At NCCD, Kohli had key involvement in rationalizing and revising the cold chain support mechanism and various other related schemes to promote and encourage cold chain development. He also was prime mover in establishing a historic MoU of cooperation in cold chain between nodal Indian and French organisations. He was the French Government's guest of honor and represented India at the International Conference on Sustainable Cold Chain in Paris (April 2013). In July 2015 he was invited as a global expert to speak on the Global Food Crisis at the House of Lords in UK. He was regularly invited to lecture at the national academy for Indian administration services and the National Defence College from 2017 to 2022.

Kohli was a member of various national committees and councilor to industry organisations and is chairman of the national Committee on Supply chain and Logistics, the first such committee set up with a focus on the supply chain by the government. He also co-chaired committees on Human Resource Development and Research & Development for cold chain. He was the principal member of the Indian government's Committee for Doubling Farmers' Income, set up in 2016, where his innovative percepts provoked a paradigm shift in how agricultural supply chain systems are understood. He has authored a number of policy documents and a key contributor to many game changing policies in the cold chain domain. His status as a thought leader is acknowledged in various Task Forces and Committees on agricultural marketing and logistics. The various critical revisions he brought to the country's policies on cold chain and Acts in respect to agri-logistics. His actions inspired the National Archives to place the history of the yet fledgling NCCD on record, in 2018.

In 2018, the University of Birmingham conferred Kohli the title of Honorary Professor. After leading NCCD for eight years, on 31 January 2020, Kohli demitted office of CEO of NCCD and resigned from position of Chief Advisor to Department of Agriculture & Farmers Welfare of India.
After demitting office, Kohli has been Senior Advisor to the Asian Development Bank and as Senior Advisor to the United Nations to guide initiatives in their Environment Programme and for cold chain development that focuses on uplifting smallholder farmers. He was also among those who provided relevant strategies, during the Covid19 pandemic, for vaccine distribution.

==Honors and awards==
In December 2010 he was acknowledged in his individual capacity, as the "Cold Chain Personality of the Year" by an expert panel hosted by KPMG-Supply Chain Leadership Council.
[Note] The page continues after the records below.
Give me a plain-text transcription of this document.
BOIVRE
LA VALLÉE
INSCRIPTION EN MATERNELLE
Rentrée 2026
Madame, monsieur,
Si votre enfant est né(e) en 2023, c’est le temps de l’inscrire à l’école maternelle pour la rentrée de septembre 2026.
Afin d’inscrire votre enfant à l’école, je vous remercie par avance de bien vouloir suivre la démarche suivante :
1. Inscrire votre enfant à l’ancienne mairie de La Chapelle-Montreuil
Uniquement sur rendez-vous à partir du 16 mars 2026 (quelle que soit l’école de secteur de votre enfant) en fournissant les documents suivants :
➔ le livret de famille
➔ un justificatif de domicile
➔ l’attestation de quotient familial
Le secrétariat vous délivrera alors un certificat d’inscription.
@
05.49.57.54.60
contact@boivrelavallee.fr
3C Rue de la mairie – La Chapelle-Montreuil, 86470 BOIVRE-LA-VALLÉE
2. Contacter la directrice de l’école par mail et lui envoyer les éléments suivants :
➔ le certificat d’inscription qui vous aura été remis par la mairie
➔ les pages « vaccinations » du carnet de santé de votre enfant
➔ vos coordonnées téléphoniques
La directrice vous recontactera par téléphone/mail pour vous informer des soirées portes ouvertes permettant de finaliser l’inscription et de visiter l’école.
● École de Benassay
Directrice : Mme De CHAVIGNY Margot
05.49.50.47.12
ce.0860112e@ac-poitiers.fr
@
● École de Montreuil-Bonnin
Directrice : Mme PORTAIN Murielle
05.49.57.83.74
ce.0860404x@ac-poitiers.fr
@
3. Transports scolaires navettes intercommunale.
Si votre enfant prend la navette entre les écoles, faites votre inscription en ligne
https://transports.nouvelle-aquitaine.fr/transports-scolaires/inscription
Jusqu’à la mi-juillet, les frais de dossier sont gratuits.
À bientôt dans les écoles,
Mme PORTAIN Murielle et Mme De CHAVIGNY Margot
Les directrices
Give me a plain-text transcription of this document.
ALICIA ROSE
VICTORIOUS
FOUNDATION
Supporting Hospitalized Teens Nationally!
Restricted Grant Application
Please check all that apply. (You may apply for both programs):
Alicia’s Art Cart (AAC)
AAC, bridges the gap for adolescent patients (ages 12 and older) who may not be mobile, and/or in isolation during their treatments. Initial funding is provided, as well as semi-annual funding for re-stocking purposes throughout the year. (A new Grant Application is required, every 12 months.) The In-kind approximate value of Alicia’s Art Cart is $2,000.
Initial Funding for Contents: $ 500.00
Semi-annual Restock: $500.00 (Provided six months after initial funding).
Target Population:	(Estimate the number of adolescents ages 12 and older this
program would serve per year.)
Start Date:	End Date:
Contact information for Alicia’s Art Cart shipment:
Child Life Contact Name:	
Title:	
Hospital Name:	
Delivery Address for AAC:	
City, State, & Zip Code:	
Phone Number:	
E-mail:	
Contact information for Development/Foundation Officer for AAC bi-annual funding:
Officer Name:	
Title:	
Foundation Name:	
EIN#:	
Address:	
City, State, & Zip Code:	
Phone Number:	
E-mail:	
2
The award was in appreciation for individual contributions to the industry and for aligning focus on the socio-economic fabric in India.

In 2012 he was applauded with the "Exemplary Thought Leadership Award" by the ICE Centre of Excellence in India. In 2014 he won the prestigious Agribusiness Leadership Award at the annual Agriculture Leadership Summit in New Delhi. In 2016, ISHRAE lauded him as honorary lifetime member, their first ever. He is expert member of the Empowered Committee in the Ministry of New & Renewable Energy for implementation of Montreal Protocol and on the Global Advisory Committee of the International Solar Alliance (ISA)

In India, he is recognised as one among the few eminent persons from the private sector who have shifted over to public service by taking on specialist advisory roles in government. His authored documents are frequently cited in the cold chain domain. He is recipient of various recognition and achievement awards from the cold chain industry in India.